When fitting the model on the entire training set, user does not need to compute `Q` separately
(i.e., leaving it `NULL` is fine). Later in cross validation, `Q` will be re-used
every time the model is fitted on different folds of training set.
* `intercept` is a boolean value standing for whether intercept should be fitted. Default is TRUE. We recommend
always including an intercept unless the data set has been centered.
* `lambda` can be provided, but is typically not and the program constructs a sequence. When automatically
generated, the $\lambda$ sequence is determined by $\lambda_{\max}$ and `lam.min.ratio`. The former is
the smallest $\lambda$ that sets all coefficients $\beta$ to zero. The latter is the smallest value for
$\lambda$ as a fraction of $\lambda_{\max}$.
* `alpha` is another sequence of regularization parameters and can be provided. When automatically generated,
the $\alpha$ sequence is a length-`nalpha` sequence of equally spaced values between 0 and 1. However,
in practice user may find optimal $\alpha$ tends to be at a smaller region within [0, 1] interval. In that case,
user may consider provide its own `alpha` sequence, e.g., `alpha = c(1-exp(seq(0, log(1e-2), len = nalpha - 1)), 1)).`
is more granular towards 1.
* `rho`, `eps1`, `eps2` and `maxite` are hyperparameters used in the ADMM algoirthm for solving our
optimization problem. Refer to Algorithm 1 in @yan2018 for details.
`rarefit` returns estimated coefficients $\hat\beta_0$, $\hat\beta$ and $\hat\gamma$ as length-`nalpha` lists:
the $j$th entry in list corresponds to coefficients estimated at $\alpha_j$. In particular, $\hat\beta_0[j]$ is
a length-`nlambda` vector with the $i$th entry being estimated intercept at $(\lambda_i, \alpha_j)$; $\hat\beta[j]$
is a $p$-by-`nlambda` matrix where the $i$th column being estimated $\beta$ at $(\lambda_i, \alpha_j)$; $\hat\gamma[j]$ is a $|\mathcal T|$-by-`nlambda` matrix where the $i$th column being estimated $\gamma$ at $(\lambda_i, \alpha_j)$.

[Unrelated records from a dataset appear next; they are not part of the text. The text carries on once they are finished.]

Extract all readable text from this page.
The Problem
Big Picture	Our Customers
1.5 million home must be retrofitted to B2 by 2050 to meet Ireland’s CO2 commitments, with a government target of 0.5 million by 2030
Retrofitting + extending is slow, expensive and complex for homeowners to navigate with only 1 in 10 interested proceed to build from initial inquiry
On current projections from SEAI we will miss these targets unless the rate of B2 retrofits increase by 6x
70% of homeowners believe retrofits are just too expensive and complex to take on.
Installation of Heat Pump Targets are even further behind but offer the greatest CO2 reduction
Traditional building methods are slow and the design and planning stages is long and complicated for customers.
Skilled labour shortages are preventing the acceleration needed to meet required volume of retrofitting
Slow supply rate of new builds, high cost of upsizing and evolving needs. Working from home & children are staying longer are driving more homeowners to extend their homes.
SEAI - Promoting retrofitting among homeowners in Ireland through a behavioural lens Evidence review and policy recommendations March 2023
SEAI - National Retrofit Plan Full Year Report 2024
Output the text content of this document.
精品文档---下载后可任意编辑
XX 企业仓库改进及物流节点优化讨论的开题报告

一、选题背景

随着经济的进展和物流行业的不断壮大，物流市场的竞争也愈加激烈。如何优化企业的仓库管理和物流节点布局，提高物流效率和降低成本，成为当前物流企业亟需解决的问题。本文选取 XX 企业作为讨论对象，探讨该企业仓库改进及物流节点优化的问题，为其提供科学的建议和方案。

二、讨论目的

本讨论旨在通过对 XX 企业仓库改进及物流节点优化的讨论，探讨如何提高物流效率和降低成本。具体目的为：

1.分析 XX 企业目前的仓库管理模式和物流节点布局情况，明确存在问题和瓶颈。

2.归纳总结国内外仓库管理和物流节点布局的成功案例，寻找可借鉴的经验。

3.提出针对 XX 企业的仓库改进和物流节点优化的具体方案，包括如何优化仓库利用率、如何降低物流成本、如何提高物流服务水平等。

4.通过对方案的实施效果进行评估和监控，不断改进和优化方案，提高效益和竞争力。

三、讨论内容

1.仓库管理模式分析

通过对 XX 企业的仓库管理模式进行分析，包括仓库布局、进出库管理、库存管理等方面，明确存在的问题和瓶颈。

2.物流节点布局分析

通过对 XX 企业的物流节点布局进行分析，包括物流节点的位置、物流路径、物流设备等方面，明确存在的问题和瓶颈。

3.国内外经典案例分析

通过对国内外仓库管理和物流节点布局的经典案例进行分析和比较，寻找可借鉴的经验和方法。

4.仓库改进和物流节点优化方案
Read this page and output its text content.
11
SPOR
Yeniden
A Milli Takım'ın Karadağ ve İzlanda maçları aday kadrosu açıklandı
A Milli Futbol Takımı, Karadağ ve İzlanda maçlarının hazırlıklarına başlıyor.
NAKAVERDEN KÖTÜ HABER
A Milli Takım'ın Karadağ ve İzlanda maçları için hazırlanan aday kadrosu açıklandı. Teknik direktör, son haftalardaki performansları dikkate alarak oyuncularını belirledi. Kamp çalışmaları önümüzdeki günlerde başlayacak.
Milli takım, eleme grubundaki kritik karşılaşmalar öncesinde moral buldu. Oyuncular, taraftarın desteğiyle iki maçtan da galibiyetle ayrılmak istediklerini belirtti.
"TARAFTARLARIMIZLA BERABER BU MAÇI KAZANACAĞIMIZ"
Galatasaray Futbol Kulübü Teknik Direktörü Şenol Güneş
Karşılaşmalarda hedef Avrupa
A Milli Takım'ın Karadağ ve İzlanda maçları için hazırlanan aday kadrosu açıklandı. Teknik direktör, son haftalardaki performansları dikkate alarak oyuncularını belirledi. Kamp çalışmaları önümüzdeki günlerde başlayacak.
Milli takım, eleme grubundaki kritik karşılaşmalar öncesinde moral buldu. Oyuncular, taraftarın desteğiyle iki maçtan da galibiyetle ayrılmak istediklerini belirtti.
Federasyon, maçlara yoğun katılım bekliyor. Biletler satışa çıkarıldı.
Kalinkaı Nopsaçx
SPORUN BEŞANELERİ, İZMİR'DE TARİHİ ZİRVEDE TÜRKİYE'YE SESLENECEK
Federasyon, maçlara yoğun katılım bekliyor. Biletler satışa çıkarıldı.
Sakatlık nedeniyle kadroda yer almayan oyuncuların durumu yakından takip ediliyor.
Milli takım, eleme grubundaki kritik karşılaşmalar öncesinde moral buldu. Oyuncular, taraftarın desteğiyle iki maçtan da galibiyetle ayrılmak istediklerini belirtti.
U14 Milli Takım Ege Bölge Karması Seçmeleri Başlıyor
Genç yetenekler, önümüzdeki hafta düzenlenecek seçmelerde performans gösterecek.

When $\alpha= 0$, our problem becomes the lasso on $\beta$ and `rarefit` returns `NA` value for $\hat\gamma$
(because we use `glmnet` to solve the lasso on $\beta$);
for all other nonzero $\alpha$ values, $\hat\gamma$ are solved numerically.
## Perform K-Fold Cross Validation
To choose optimal $(\lambda, \alpha)$ from the two-dimensional solution paths, we use K-fold
cross validationt. The function `rarefit.cv` performs K-fold cross validation based on model fit
from `rarefit` on the entire training set. `rarefit.cv` first randomly splits the training set into K folds
that are roughly of the same size. At round $k$, `rarefit.cv` fits the model on all but the $k$th fold and predict on the $k$th fold, generating error metric $errfun\left(y^{(k)}, \hat y^{(k)}(\lambda, \alpha)\right)$.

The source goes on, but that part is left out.